Ikan ini adalah pemangsa aktif. Dietnya terutama terdiri dari ikan-ikan kecil, krustasea, dan cephalopoda. Cakalang berburu secara berkelompok, sering kali bekerja sama untuk mengejar mangsa.
Siklus hidup ikan cakalang dimulai dari telur. Setelah menetas, larva akan berkembang menjadi benih dan terus tumbuh hingga mencapai kematangan seksual. Proses reproduksi ini berperan penting dalam menjaga populasi ikan cakalang.
Sebagai pemangsa di puncak rantai makanan, ikan cakalang memainkan peran penting dalam menjaga keseimbangan ekosistem laut. Kehadirannya membantu mengatur populasi spesies mangsa dan mencegah terjadinya overpopulasi.
Ikan cakalang adalah sumber protein yang baik dan kaya akan asam lemak omega-3. Kandungan nutrisinya menjadikan ikan ini pilihan yang baik untuk konsumsi manusia, baik dalam bentuk segar maupun olahan.
Metode Penangkapan yang Berkelanjutan
Untuk mendukung keberlangsungan populasi ikan cakalang, penangkapan harus dilakukan dengan metode yang bertanggung jawab. Menggunakan alat tangkap yang ramah lingkungan dan mematuhi regulasi penangkapan merupakan langkah penting dalam konservasi.
Metode penangkapan ikan yang berkelanjutan untuk ikan cakalang meliputi beberapa prinsip utama yang bertujuan untuk mengurangi dampak negatif terhadap lingkungan dan memastikan kelangsungan populasi ikan. Berikut adalah beberapa metode penangkapan ikan cakalang yang berkelanjutan:
Pemilihan Alat Tangkap yang Ramah Lingkungan: Menggunakan alat tangkap yang minim dampak pada ekosistem laut, seperti pancing tonda atau jaring yang dirancang untuk mengurangi penangkapan ikan yang tidak diinginkan (bycatch) dan kerusakan habitat bawah laut.
Pengaturan Kuota Tangkapan: Menetapkan kuota tangkapan berdasarkan penelitian ilmiah untuk menjaga populasi ikan cakalang tetap stabil.
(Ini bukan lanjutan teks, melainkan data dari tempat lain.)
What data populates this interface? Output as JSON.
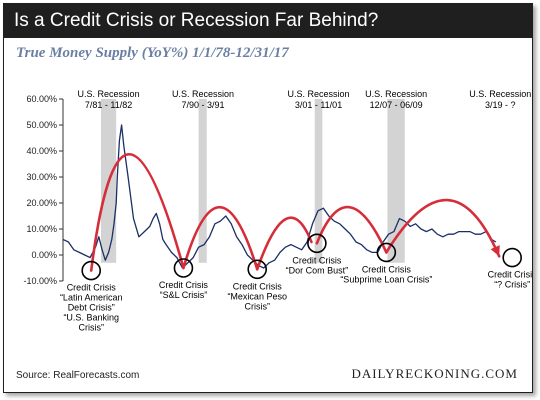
{
  "header": {
    "title": "Is a Credit Crisis or Recession Far Behind?"
  },
  "footer": {
    "source": "Source: RealForecasts.com",
    "brand": "DAILYRECKONING.COM"
  },
  "colors": {
    "line": "#1b2f66",
    "arc": "#d62d3a",
    "recession": "#d3d3d3",
    "header_bg": "#1f1f1f",
    "subtitle": "#6a7fa3"
  },
  "chart_data": {
    "type": "line",
    "title": "True Money Supply (YoY%) 1/1/78-12/31/17",
    "xlabel": "",
    "ylabel": "",
    "xlim": [
      1978.0,
      2018.0
    ],
    "ylim": [
      -10,
      60
    ],
    "yticks": [
      -10,
      0,
      10,
      20,
      30,
      40,
      50,
      60
    ],
    "ytick_labels": [
      "-10.00%",
      "0.00%",
      "10.00%",
      "20.00%",
      "30.00%",
      "40.00%",
      "50.00%",
      "60.00%"
    ],
    "grid": false,
    "series": [
      {
        "x": [
          1978.0,
          1978.5,
          1979.0,
          1979.5,
          1980.0,
          1980.5,
          1981.0,
          1981.3,
          1981.6,
          1981.9,
          1982.2,
          1982.5,
          1982.7,
          1982.9,
          1983.0,
          1983.2,
          1983.4,
          1983.6,
          1984.0,
          1984.5,
          1985.0,
          1985.5,
          1986.0,
          1986.3,
          1986.6,
          1986.9,
          1987.2,
          1987.5,
          1988.0,
          1988.5,
          1989.0,
          1989.5,
          1990.0,
          1990.5,
          1991.0,
          1991.5,
          1992.0,
          1992.5,
          1993.0,
          1993.5,
          1994.0,
          1994.5,
          1995.0,
          1995.5,
          1996.0,
          1996.5,
          1997.0,
          1997.5,
          1998.0,
          1998.5,
          1999.0,
          1999.5,
          2000.0,
          2000.5,
          2001.0,
          2001.5,
          2002.0,
          2002.5,
          2003.0,
          2003.5,
          2004.0,
          2004.5,
          2005.0,
          2005.5,
          2006.0,
          2006.5,
          2007.0,
          2007.5,
          2008.0,
          2008.5,
          2009.0,
          2009.5,
          2010.0,
          2010.5,
          2011.0,
          2011.5,
          2012.0,
          2012.5,
          2013.0,
          2013.5,
          2014.0,
          2014.5,
          2015.0,
          2015.5,
          2016.0,
          2016.5,
          2017.0,
          2017.5,
          2017.9
        ],
        "values": [
          6,
          5,
          2,
          1,
          0,
          -1,
          3,
          7,
          2,
          -2,
          1,
          6,
          12,
          20,
          30,
          44,
          50,
          42,
          30,
          14,
          7,
          9,
          11,
          14,
          16,
          12,
          6,
          4,
          1,
          -1,
          -5,
          -3,
          -1,
          3,
          4,
          7,
          12,
          13,
          15,
          12,
          7,
          4,
          0,
          -2,
          -4,
          -5,
          -3,
          -2,
          1,
          3,
          4,
          3,
          2,
          5,
          12,
          17,
          18,
          15,
          13,
          12,
          10,
          8,
          5,
          4,
          2,
          1,
          1,
          5,
          8,
          9,
          14,
          13,
          11,
          12,
          10,
          9,
          10,
          8,
          7,
          8,
          8,
          9,
          9,
          9,
          8,
          8,
          9,
          6,
          5
        ]
      }
    ],
    "recessions": [
      {
        "label": "U.S. Recession",
        "period": "7/81 - 11/82",
        "start": 1981.5,
        "end": 1982.9
      },
      {
        "label": "U.S. Recession",
        "period": "7/90 - 3/91",
        "start": 1990.5,
        "end": 1991.25
      },
      {
        "label": "U.S. Recession",
        "period": "3/01 - 11/01",
        "start": 2001.2,
        "end": 2001.9
      },
      {
        "label": "U.S. Recession",
        "period": "12/07 - 06/09",
        "start": 2007.9,
        "end": 2009.5
      },
      {
        "label": "U.S. Recession",
        "period": "3/19 - ?",
        "start": null,
        "end": null
      }
    ],
    "credit_crises": [
      {
        "lines": [
          "Credit Crisis",
          "“Latin American",
          "Debt Crisis”",
          "“U.S. Banking",
          "Crisis”"
        ],
        "x": 1980.6,
        "y": -6
      },
      {
        "lines": [
          "Credit Crisis",
          "“S&L Crisis”"
        ],
        "x": 1989.1,
        "y": -5
      },
      {
        "lines": [
          "Credit Crisis",
          "“Mexican Peso",
          "Crisis”"
        ],
        "x": 1995.9,
        "y": -5.5
      },
      {
        "lines": [
          "Credit Crisis",
          "“Dor Com Bust”"
        ],
        "x": 2001.4,
        "y": 4.5
      },
      {
        "lines": [
          "Credit Crisis",
          "“Subprime  Loan Crisis”"
        ],
        "x": 2007.8,
        "y": 1
      },
      {
        "lines": [
          "Credit Crisis",
          "“? Crisis”"
        ],
        "x": 2019.4,
        "y": -1
      }
    ],
    "arcs": [
      {
        "from": [
          1980.6,
          -6
        ],
        "ctrl": [
          1983.3,
          83
        ],
        "to": [
          1989.1,
          -5
        ]
      },
      {
        "from": [
          1989.1,
          -5
        ],
        "ctrl": [
          1992.4,
          42
        ],
        "to": [
          1995.9,
          -5.5
        ]
      },
      {
        "from": [
          1995.9,
          -5.5
        ],
        "ctrl": [
          1998.7,
          28
        ],
        "to": [
          2000.9,
          5
        ]
      },
      {
        "from": [
          2001.4,
          4.5
        ],
        "ctrl": [
          2004.2,
          34
        ],
        "to": [
          2007.8,
          1
        ]
      },
      {
        "from": [
          2007.8,
          1
        ],
        "ctrl": [
          2013.8,
          42
        ],
        "to": [
          2018.2,
          -0.5
        ]
      }
    ]
  }
}
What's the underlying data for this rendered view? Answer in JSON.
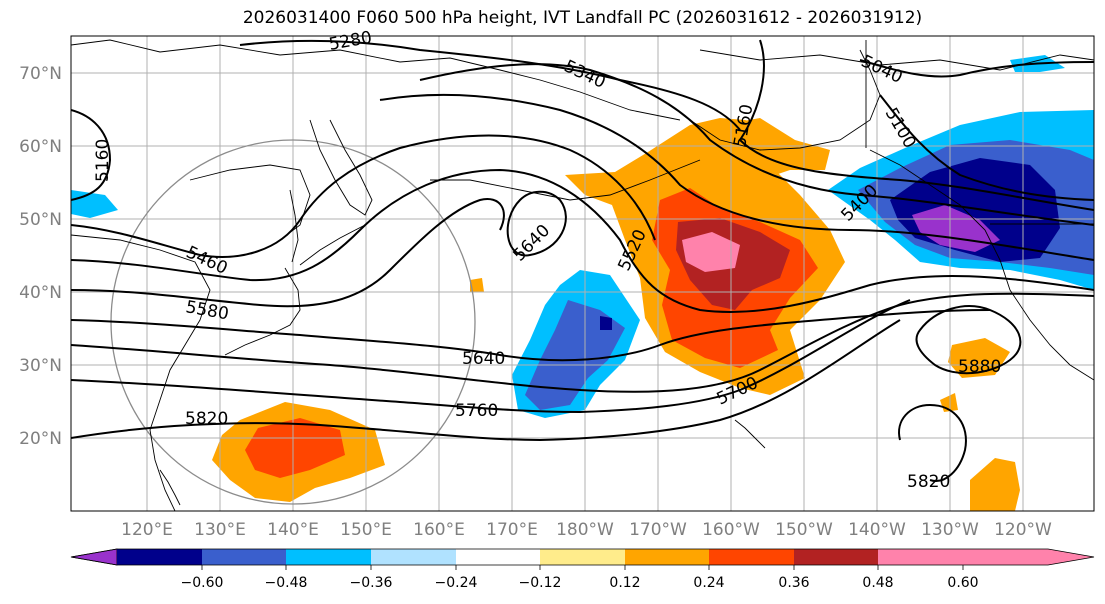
{
  "title": "2026031400 F060 500 hPa height, IVT Landfall PC (2026031612 - 2026031912)",
  "map": {
    "lat_labels": [
      "70°N",
      "60°N",
      "50°N",
      "40°N",
      "30°N",
      "20°N"
    ],
    "lon_labels": [
      "120°E",
      "130°E",
      "140°E",
      "150°E",
      "160°E",
      "170°E",
      "180°W",
      "170°W",
      "160°W",
      "150°W",
      "140°W",
      "130°W",
      "120°W"
    ],
    "contour_labels": [
      "5280",
      "5340",
      "5040",
      "5160",
      "5100",
      "5160",
      "5460",
      "5640",
      "5520",
      "5400",
      "5580",
      "5640",
      "5760",
      "5700",
      "5880",
      "5820",
      "5820"
    ],
    "colors": {
      "grid": "#b0b0b0",
      "contour": "#000000",
      "coast": "#000000"
    }
  },
  "colorbar": {
    "colors": [
      "#9932cc",
      "#00008b",
      "#3a5fcd",
      "#00bfff",
      "#b0e2ff",
      "#ffffff",
      "#ffec8b",
      "#ffa500",
      "#ff4500",
      "#b22222",
      "#ff82ab"
    ],
    "tick_labels": [
      "−0.60",
      "−0.48",
      "−0.36",
      "−0.24",
      "−0.12",
      "0.12",
      "0.24",
      "0.36",
      "0.48",
      "0.60"
    ]
  }
}
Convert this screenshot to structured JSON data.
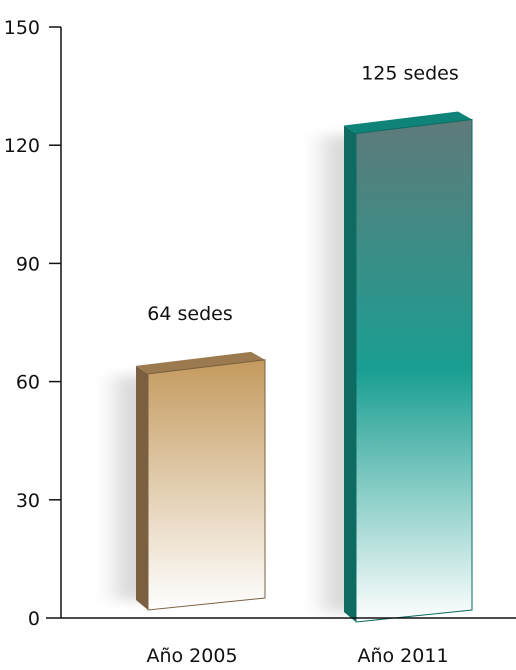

Hal ini mencakup pembatasan jumlah ikan yang boleh ditangkap dalam periode tertentu.
Pemantauan Populasi Ikan: Melakukan pemantauan terhadap populasi ikan cakalang untuk memahami dinamika populasi dan mengidentifikasi jika ada penurunan jumlah yang signifikan yang bisa mengindikasikan overfishing.
Menghindari Penangkapan pada Masa Pemijahan: Menghindari penangkapan ikan cakalang pada masa pemijahan untuk memastikan ikan memiliki kesempatan untuk berkembang biak, sehingga membantu pemulihan dan pertumbuhan populasi.
Zonasi Penangkapan: Menentukan area penangkapan yang diizinkan dan area larangan penangkapan untuk melindungi ekosistem laut tertentu dan menghindari overfishing di area yang rentan.
Pendidikan dan Pelatihan Nelayan: Memberikan pendidikan dan pelatihan kepada nelayan tentang praktik penangkapan yang berkelanjutan, termasuk cara mengidentifikasi ikan cakalang ukuran matang secara biologis untuk dihindari penangkapan ikan yang masih muda.
Sertifikasi dan Pelabelan Berkelanjutan: Menerapkan sertifikasi dan pelabelan yang menunjukkan bahwa ikan cakalang ditangkap dengan metode yang berkelanjutan, membantu konsumen dalam membuat pilihan yang lebih bertanggung jawab.